The negative data would lead to more testing for other respiratory viruses, which may explain the data reported for rhinoviruses in the Philadelphia area. No unusual strain has emerged, suggesting that the viruses may simply represent opportunistic infections associated with the H1N1 infection that is testing negative.
The detection of such opportunistic infections is similar to results generated when SARS first emerged. Since there was no direct test for the SARS CoV initially, many additional tests were run, and different labs would find different candidate respiratory viruses. However, after the SARS CoV was discovered and developed into a diagnostic test it was clear that SARS was cause by SARS CoV and the other viruses were just opportunistic passengers.

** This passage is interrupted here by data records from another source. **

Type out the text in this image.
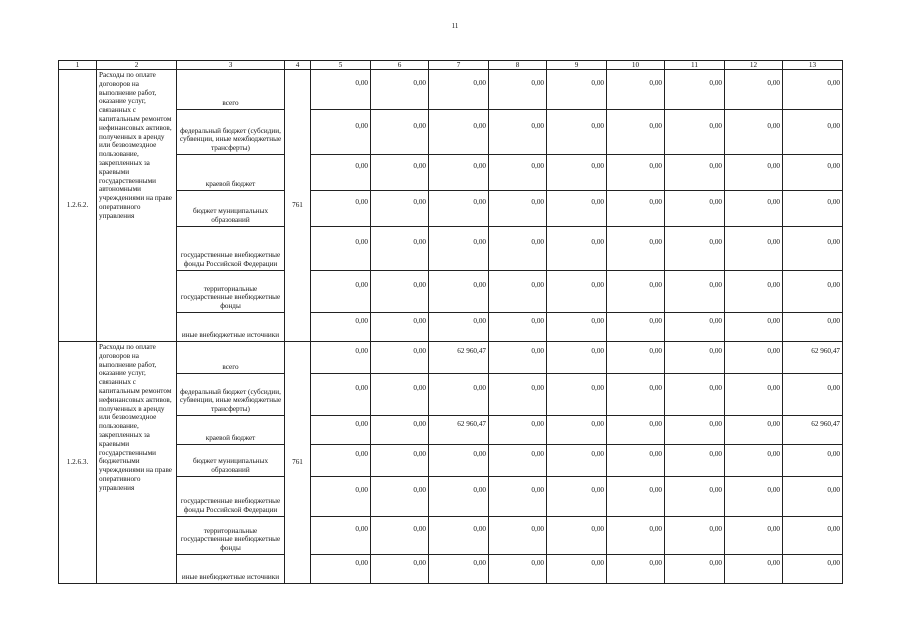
11
1	2	3	4	5	6	7	8	9	10	11	12	13
1.2.6.2.	Расходы по оплате договоров на выполнение работ, оказание услуг, связанных с капитальным ремонтом нефинансовых активов, полученных в аренду или безвозмездное пользование, закрепленных за краевыми государственными автономными учреждениями на праве оперативного управления	всего	761	0,00	0,00	0,00	0,00	0,00	0,00	0,00	0,00	0,00
		федеральный бюджет (субсидии, субвенции, иные межбюджетные трансферты)		0,00	0,00	0,00	0,00	0,00	0,00	0,00	0,00	0,00
		краевой бюджет		0,00	0,00	0,00	0,00	0,00	0,00	0,00	0,00	0,00
		бюджет муниципальных образований		0,00	0,00	0,00	0,00	0,00	0,00	0,00	0,00	0,00
		государственные внебюджетные фонды Российской Федерации		0,00	0,00	0,00	0,00	0,00	0,00	0,00	0,00	0,00
		территориальные государственные внебюджетные фонды		0,00	0,00	0,00	0,00	0,00	0,00	0,00	0,00	0,00
		иные внебюджетные источники		0,00	0,00	0,00	0,00	0,00	0,00	0,00	0,00	0,00
1.2.6.3.	Расходы по оплате договоров на выполнение работ, оказание услуг, связанных с капитальным ремонтом нефинансовых активов, полученных в аренду или безвозмездное пользование, закрепленных за краевыми государственными бюджетными учреждениями на праве оперативного управления	всего	761	0,00	0,00	62 960,47	0,00	0,00	0,00	0,00	0,00	62 960,47
		федеральный бюджет (субсидии, субвенции, иные межбюджетные трансферты)		0,00	0,00	0,00	0,00	0,00	0,00	0,00	0,00	0,00
		краевой бюджет		0,00	0,00	62 960,47	0,00	0,00	0,00	0,00	0,00	62 960,47
		бюджет муниципальных образований		0,00	0,00	0,00	0,00	0,00	0,00	0,00	0,00	0,00
		государственные внебюджетные фонды Российской Федерации		0,00	0,00	0,00	0,00	0,00	0,00	0,00	0,00	0,00
		территориальные государственные внебюджетные фонды		0,00	0,00	0,00	0,00	0,00	0,00	0,00	0,00	0,00
		иные внебюджетные источники		0,00	0,00	0,00	0,00	0,00	0,00	0,00	0,00	0,00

The rapid movement of influenza virus to the lungs has parallels with the H5N1 outbreak in Turkey in late 2005/early 2006. In that outbreak another receptor binding domain change, S227N was predicted and it was found in the first confirmed H5N1 cases. However, the index case had initially tested negative, as did his sibling, on nose and throat swab. H5N1 was confirmed from lung samples in each case. However, that infection also appeared to involve mixtures. Although the index case was positive for S227N, his sister was negative. Eventually 4 sequences were released and one of the two subsequent isolates also had S227N, further suggesting that mixtures were in circulation and collection/isolation issues determined if S227N was detected.
A tissue specific D225G in swine H1N1 could be generating higher frequencies of false negatives if the ratio of D225G to wild type was high.
More testing of post-mortem samples would be useful to better understand the true level of D225G in circulation.